Остановились с вездеходом у сопок, в распадке, недалеко от цепи озер, уже наполнившихся талой голубой водой, куда обычно прилетала дичь, — в пятидесяти километрах от поселка. Два дня стояла сырая, пасмурная погода, гусь не летел, и охотники, дожидаясь тепла и солнца, изнемогали от безделья. Как-то вечером, после возлияния горячительных напитков, зашел вроде бы шутливый разговор о женщинах. Кто-то из парней стал обвинять слабый пол в постоянных изменах и прочих грехах, в которых мужчины вообще любят обвинять женщин: мол, сама природа, сфокусировав в женщине все порочное, толкает ее, бедную, на путь разврата и обмана.

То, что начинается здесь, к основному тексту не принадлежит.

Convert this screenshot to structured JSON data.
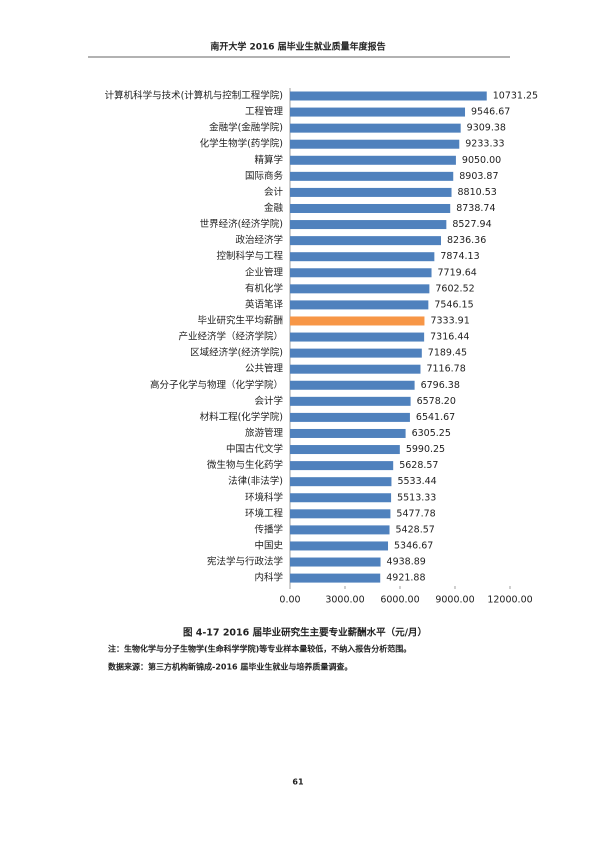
{
  "header": "南开大学 2016 届毕业生就业质量年度报告",
  "chart_data": {
    "type": "barh",
    "categories": [
      "计算机科学与技术(计算机与控制工程学院)",
      "工程管理",
      "金融学(金融学院)",
      "化学生物学(药学院)",
      "精算学",
      "国际商务",
      "会计",
      "金融",
      "世界经济(经济学院)",
      "政治经济学",
      "控制科学与工程",
      "企业管理",
      "有机化学",
      "英语笔译",
      "毕业研究生平均薪酬",
      "产业经济学（经济学院）",
      "区域经济学(经济学院)",
      "公共管理",
      "高分子化学与物理（化学学院）",
      "会计学",
      "材料工程(化学学院)",
      "旅游管理",
      "中国古代文学",
      "微生物与生化药学",
      "法律(非法学)",
      "环境科学",
      "环境工程",
      "传播学",
      "中国史",
      "宪法学与行政法学",
      "内科学"
    ],
    "values": [
      10731.25,
      9546.67,
      9309.38,
      9233.33,
      9050,
      8903.87,
      8810.53,
      8738.74,
      8527.94,
      8236.36,
      7874.13,
      7719.64,
      7602.52,
      7546.15,
      7333.91,
      7316.44,
      7189.45,
      7116.78,
      6796.38,
      6578.2,
      6541.67,
      6305.25,
      5990.25,
      5628.57,
      5533.44,
      5513.33,
      5477.78,
      5428.57,
      5346.67,
      4938.89,
      4921.88
    ],
    "value_labels": [
      "10731.25",
      "9546.67",
      "9309.38",
      "9233.33",
      "9050.00",
      "8903.87",
      "8810.53",
      "8738.74",
      "8527.94",
      "8236.36",
      "7874.13",
      "7719.64",
      "7602.52",
      "7546.15",
      "7333.91",
      "7316.44",
      "7189.45",
      "7116.78",
      "6796.38",
      "6578.20",
      "6541.67",
      "6305.25",
      "5990.25",
      "5628.57",
      "5533.44",
      "5513.33",
      "5477.78",
      "5428.57",
      "5346.67",
      "4938.89",
      "4921.88"
    ],
    "colors": [
      "#4f81bd",
      "#4f81bd",
      "#4f81bd",
      "#4f81bd",
      "#4f81bd",
      "#4f81bd",
      "#4f81bd",
      "#4f81bd",
      "#4f81bd",
      "#4f81bd",
      "#4f81bd",
      "#4f81bd",
      "#4f81bd",
      "#4f81bd",
      "#f79646",
      "#4f81bd",
      "#4f81bd",
      "#4f81bd",
      "#4f81bd",
      "#4f81bd",
      "#4f81bd",
      "#4f81bd",
      "#4f81bd",
      "#4f81bd",
      "#4f81bd",
      "#4f81bd",
      "#4f81bd",
      "#4f81bd",
      "#4f81bd",
      "#4f81bd",
      "#4f81bd"
    ],
    "xlim": [
      0,
      12000
    ],
    "xticks": [
      {
        "value": 0,
        "label": "0.00"
      },
      {
        "value": 3000,
        "label": "3000.00"
      },
      {
        "value": 6000,
        "label": "6000.00"
      },
      {
        "value": 9000,
        "label": "9000.00"
      },
      {
        "value": 12000,
        "label": "12000.00"
      }
    ]
  },
  "caption": "图 4-17   2016 届毕业研究生主要专业薪酬水平（元/月）",
  "notes": [
    "注：生物化学与分子生物学(生命科学学院)等专业样本量较低，不纳入报告分析范围。",
    "数据来源：第三方机构新锦成-2016 届毕业生就业与培养质量调查。"
  ],
  "page_number": "61"
}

Вениамин ввязался в спор, его он задел за живое и, горячась, заявил, что не знает, как другие, а вот он верит своей жене, хотя не верит самому себе. Ребята подняли его на смех, стали утверждать, что пока он тут охотится на гуся, разглагольствует о верности своей супруги, она, не будь дурой, не тратит времени даром, поди, уж нежится с кем-нибудь в постели.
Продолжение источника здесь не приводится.